Op 19 augustus 2013 is [C] in staat van faillissement verklaard. Het faillissement is op 28 april 2015 geëindigd door een verbindende uitdelingslijst.

2.13.

In zijn aangifte IB/PVV over het jaar 2013 heeft belanghebbende de lening van € 25.000 uit 2011 aan [C] afgewaardeerd naar nihil en, na aftrek van de terbeschikkingstellingsvrijstelling, een negatief resultaat (resultaat uit ter beschikking gesteld vermogen) van € 22.000 ten laste van zijn inkomen uit werk en woning gebracht. Bij het vaststellen van de aanslag heeft de Inspecteur de afwaardering buiten aanmerking gelaten. De Inspecteur heeft de aldus vastgestelde aanslag in bezwaar gehandhaafd.

2.14.

De Rechtbank heeft geoordeeld dat de Inspecteur er niet in is geslaagd aannemelijk te maken dat belanghebbende bij het verstrekken van de lening in 2011 een debiteurenrisico heeft aanvaard dat een onafhankelijke derde onder overigens dezelfde voorwaarden en omstandigheden niet zou hebben aanvaard, zodat de lening niet als onzakelijk is aan te merken. De Rechtbank heeft het beroep gegrond verklaard.

3 Geschil

3.1.

In geschil is of de afwaardering van € 25.000 van de vordering van belanghebbende op [C] in mindering kan komen op het resultaat uit ter beschikking gestelde vermogensbestanddelen. Deze vraag wordt door belanghebbende bevestigend en door de Inspecteur ontkennend beantwoord.

3.2.

In incidenteel hoger beroep is in geschil of belanghebbende recht heeft op vergoeding van de werkelijke proceskosten.
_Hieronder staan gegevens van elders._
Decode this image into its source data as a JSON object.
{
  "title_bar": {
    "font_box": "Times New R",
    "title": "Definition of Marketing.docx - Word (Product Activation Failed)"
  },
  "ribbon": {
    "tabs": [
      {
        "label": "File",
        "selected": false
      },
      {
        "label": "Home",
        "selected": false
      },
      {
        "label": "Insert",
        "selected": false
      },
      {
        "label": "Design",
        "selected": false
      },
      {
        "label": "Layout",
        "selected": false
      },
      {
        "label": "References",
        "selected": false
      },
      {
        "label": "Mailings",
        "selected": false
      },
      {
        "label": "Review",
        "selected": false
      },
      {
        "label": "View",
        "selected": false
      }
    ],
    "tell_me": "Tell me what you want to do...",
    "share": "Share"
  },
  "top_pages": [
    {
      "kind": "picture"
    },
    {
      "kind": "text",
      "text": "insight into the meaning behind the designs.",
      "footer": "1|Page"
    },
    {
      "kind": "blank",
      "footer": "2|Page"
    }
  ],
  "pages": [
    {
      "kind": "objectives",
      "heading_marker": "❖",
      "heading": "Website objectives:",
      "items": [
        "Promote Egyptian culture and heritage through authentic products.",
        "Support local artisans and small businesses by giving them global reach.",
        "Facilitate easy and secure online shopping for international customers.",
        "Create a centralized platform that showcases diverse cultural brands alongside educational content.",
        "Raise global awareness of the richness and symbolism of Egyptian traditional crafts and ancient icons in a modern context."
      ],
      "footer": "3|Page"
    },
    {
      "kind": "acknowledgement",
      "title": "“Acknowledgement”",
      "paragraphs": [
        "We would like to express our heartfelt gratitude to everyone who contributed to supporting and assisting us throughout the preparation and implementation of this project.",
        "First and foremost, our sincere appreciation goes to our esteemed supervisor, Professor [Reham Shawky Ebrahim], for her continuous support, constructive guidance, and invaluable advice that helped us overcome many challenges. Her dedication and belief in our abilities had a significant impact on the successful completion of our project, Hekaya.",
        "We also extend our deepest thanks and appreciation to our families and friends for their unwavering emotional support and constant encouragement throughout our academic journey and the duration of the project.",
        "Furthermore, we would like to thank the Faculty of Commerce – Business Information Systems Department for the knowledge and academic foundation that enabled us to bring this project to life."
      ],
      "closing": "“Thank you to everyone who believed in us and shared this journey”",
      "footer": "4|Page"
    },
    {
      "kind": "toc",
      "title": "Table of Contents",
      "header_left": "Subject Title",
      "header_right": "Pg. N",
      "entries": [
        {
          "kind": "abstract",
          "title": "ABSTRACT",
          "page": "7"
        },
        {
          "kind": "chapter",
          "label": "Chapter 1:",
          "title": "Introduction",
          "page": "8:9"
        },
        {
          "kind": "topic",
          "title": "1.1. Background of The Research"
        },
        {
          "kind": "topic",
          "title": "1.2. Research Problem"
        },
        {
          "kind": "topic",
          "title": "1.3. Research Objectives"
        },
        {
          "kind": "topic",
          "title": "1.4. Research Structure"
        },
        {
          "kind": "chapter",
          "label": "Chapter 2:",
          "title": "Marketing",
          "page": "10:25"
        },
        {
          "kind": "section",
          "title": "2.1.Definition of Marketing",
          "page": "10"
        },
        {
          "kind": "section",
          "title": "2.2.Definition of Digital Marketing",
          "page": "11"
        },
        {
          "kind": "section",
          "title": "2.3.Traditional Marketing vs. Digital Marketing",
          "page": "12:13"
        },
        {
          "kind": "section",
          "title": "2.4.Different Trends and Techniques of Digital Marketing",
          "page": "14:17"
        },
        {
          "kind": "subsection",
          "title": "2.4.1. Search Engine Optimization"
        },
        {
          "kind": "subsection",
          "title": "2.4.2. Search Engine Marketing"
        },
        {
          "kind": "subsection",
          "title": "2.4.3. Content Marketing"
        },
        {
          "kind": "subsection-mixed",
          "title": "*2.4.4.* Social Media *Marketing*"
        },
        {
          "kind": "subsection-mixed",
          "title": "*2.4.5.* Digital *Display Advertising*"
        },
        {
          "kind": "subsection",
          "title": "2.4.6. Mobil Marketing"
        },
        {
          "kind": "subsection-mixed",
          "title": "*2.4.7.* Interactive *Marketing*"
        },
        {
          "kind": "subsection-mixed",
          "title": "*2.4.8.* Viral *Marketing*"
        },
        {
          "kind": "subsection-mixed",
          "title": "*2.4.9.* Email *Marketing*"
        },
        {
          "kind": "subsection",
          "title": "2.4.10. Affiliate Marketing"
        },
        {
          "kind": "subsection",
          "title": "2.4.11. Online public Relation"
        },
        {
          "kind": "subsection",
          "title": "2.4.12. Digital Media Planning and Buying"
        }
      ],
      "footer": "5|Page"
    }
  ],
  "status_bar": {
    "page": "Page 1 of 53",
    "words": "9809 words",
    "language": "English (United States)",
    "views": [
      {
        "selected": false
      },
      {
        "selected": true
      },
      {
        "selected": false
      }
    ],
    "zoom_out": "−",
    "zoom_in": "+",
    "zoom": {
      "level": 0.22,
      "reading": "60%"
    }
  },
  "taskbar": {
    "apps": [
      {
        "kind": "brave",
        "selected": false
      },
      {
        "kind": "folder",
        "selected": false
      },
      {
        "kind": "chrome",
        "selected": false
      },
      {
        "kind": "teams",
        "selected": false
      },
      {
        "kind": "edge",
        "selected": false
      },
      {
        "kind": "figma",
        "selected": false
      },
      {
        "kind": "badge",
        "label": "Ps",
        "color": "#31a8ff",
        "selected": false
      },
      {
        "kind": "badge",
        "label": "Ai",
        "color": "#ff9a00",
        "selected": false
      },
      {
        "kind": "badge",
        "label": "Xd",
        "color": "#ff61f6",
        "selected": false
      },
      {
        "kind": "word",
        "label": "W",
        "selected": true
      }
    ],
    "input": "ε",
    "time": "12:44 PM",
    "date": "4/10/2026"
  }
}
Deze vraag wordt door belanghebbende bevestigend en door de Inspecteur ontkennend beantwoord.

3.3.

De Inspecteur concludeert tot vernietiging van de uitspraak van de Rechtbank en bevestiging van de uitspraak op bezwaar. Belanghebbende concludeert tot vernietiging van de uitspraak van de Rechtbank voor zover het betreft de beslissing omtrent de proceskosten, en tot vergoeding van de werkelijke proskosten.